On Wed, Jun 03, 2026 at 08:45:18AM +0200, Christian Brauner wrote:
> On Tue, Jun 02, 2026 at 09:20:13PM -0700, Linus Torvalds wrote:
> > On Tue, 2 Jun 2026 at 20:51, Andy Lutomirski <luto@xxxxxxxxxxxxxx> wrote:
> > >
> > > Am I understanding correctly that this will completely break zerocopy
> > > sendfile?
> >
> > Very much, yes.
> >
> > And it's worth making it very very clear that ABSOLUTELY NONE of the
> > recent big security bugs were in splice.
> >
> > They were all in the networking and crypto code that just didn't deal
> > with shared data correctly.
> >
> > So in that sense, it's a bit sad to discuss castrating splice.
>
> Well, we're completely ignoring the fact that splice()'s locking and
> interactions with pipe_lock() are complete insanity.
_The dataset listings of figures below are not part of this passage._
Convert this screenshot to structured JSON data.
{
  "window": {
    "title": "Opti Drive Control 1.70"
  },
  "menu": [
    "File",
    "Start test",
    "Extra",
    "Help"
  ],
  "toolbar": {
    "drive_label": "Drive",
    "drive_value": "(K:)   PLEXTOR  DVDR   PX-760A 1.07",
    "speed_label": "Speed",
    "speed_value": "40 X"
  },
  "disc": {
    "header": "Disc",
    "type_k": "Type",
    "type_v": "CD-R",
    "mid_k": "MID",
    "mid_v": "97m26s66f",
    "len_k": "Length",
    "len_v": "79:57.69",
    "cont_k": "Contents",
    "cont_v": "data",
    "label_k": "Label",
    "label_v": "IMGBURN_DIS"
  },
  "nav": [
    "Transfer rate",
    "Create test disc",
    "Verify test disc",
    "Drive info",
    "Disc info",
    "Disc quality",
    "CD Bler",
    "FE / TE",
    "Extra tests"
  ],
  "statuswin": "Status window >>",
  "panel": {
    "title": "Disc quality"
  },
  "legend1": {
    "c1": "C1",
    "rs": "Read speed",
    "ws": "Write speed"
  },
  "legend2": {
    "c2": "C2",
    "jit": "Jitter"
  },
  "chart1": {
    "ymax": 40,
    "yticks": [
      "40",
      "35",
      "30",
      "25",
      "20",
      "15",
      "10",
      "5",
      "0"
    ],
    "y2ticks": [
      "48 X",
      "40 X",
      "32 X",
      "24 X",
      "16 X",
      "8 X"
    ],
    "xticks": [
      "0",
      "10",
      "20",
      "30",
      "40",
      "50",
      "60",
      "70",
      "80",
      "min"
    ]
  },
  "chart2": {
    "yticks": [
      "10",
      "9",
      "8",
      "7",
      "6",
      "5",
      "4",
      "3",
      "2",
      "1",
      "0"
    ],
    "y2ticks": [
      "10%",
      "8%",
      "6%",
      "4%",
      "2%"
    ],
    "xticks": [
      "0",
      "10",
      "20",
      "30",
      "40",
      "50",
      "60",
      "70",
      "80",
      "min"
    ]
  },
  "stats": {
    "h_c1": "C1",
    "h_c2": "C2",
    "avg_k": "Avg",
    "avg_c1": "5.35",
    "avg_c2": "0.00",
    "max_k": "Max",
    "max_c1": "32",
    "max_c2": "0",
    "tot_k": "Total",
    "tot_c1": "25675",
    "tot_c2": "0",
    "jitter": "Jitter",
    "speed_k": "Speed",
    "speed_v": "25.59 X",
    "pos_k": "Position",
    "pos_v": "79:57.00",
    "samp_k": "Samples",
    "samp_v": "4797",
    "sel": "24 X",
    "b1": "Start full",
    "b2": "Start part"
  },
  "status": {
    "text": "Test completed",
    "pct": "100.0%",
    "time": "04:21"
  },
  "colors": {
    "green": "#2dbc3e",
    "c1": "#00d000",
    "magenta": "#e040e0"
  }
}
So unless someone
> sits down and really thinks about how to rework the locking I think
> degrading splice() is just fine.
>
> > But it's probably still the right thing to at least try.
>
> Yes.
>
> > I just suspect we'll never get real answers without going the "let's
> > just see what happens" route...
>
> Yes.

Reading this thread again I'm really amazed how willingly people argue
to remain locked into a really broken API even if they're giving a risk
but worthwhile chance to kill it for good. Anway, odd-userspace behavior
time:

David reported vmsplice01 failing in the LTP testsuite after the change:

11297 20:41:02.548383 <LAVA_SIGNAL_STARTTC vmsplice01>
11298 20:41:02.548518 tst_tmpdir.c:316: TINFO: Using /tmp/LTP_vmsZ13ZQj as tmpdir (tmpfs filesystem)
11299 20:41:02.548656 tst_test.c:2047: TINFO: LTP version: 20260130
11300 20:41:02.548793 tst_test.c:2050: TINFO: Tested kernel: 7.1.0-rc6-next-20260602 #1 SMP PREEMPT Tue Jun 2 18:13:29 UTC 2026 aarch64
11301 20:41:02.548932 tst_kconfig.c:88: TINFO: Parsing kernel config '/proc/config.gz'
11302 20:41:02.549069 tst_test.c:1875: TINFO: Overall timeout per run is 0h 01m 30s
11303 20:41:02.549205 tst_test.c:1632: TINFO: tmpfs is supported by the test
11304 20:41:02.549340 Test timeouted, sending SIGKILL!
11305 20:41:02.549477 tst_test.c:1947: TINFO: If you are running on slow machine, try exporting LTP_TIMEOUT_MUL > 1
11306 20:41:02.549614 tst_test.c:1949: TBROK: Test killed! (timeout?)
11307 20:41:02.549751
11308 20:41:02.549887 Summary:
11309 20:41:02.550021 passed 0
11310 20:41:02.550155 failed 0
11311 20:41:02.550290 broken 1
11312 20:41:02.550450 skipped 0
11313 20:41:02.550582 warnings 0
11314 20:41:02.550710
11315 20:41:02.550838 <LAVA_SIGNAL_ENDTC vmsplice01>

So I looked at the test:

while (v.iov_len) {
/*
* in a real app you'd be more clever with poll of course,
* here we are basically just blocking on output room and
* not using the free time for anything interesting.
*/
if (poll(&pfd, 1, -1) < 0)
tst_brk(TBROK | TERRNO, "poll() failed");

written = vmsplice(pipes[1], &v, 1, 0);
if (written < 0) {
tst_brk(TBROK | TERRNO, "vmsplice() failed");
} else {
if (written == 0) {
break;
} else {
v.iov_base += written;
v.iov_len -= written;
}
}

SAFE_SPLICE(pipes[0], NULL, fd_out, &offset, written, 0);
//printf("offset = %lld\n", (long long)offset);
}

Prior to the change add_to_pipe() returns -EAGAIN the moment the pipe is
full. So iter_to_pipe stops and returns a partial count capped at pipe
capacity. For a 128K buffer over a 64K pipe the first call returns 64K,
the test drains it, call 2 returns the remaining 64K. Done.

After this change do_writev(... flags & SPLICE_F_NONBLOCK ? RWF_NOWAIT :
0) then calls pipe_write which does not stop when the pipe fills. It
blocks until the entire iovec is consumed.

I kinda think we need to preserve similar semantics.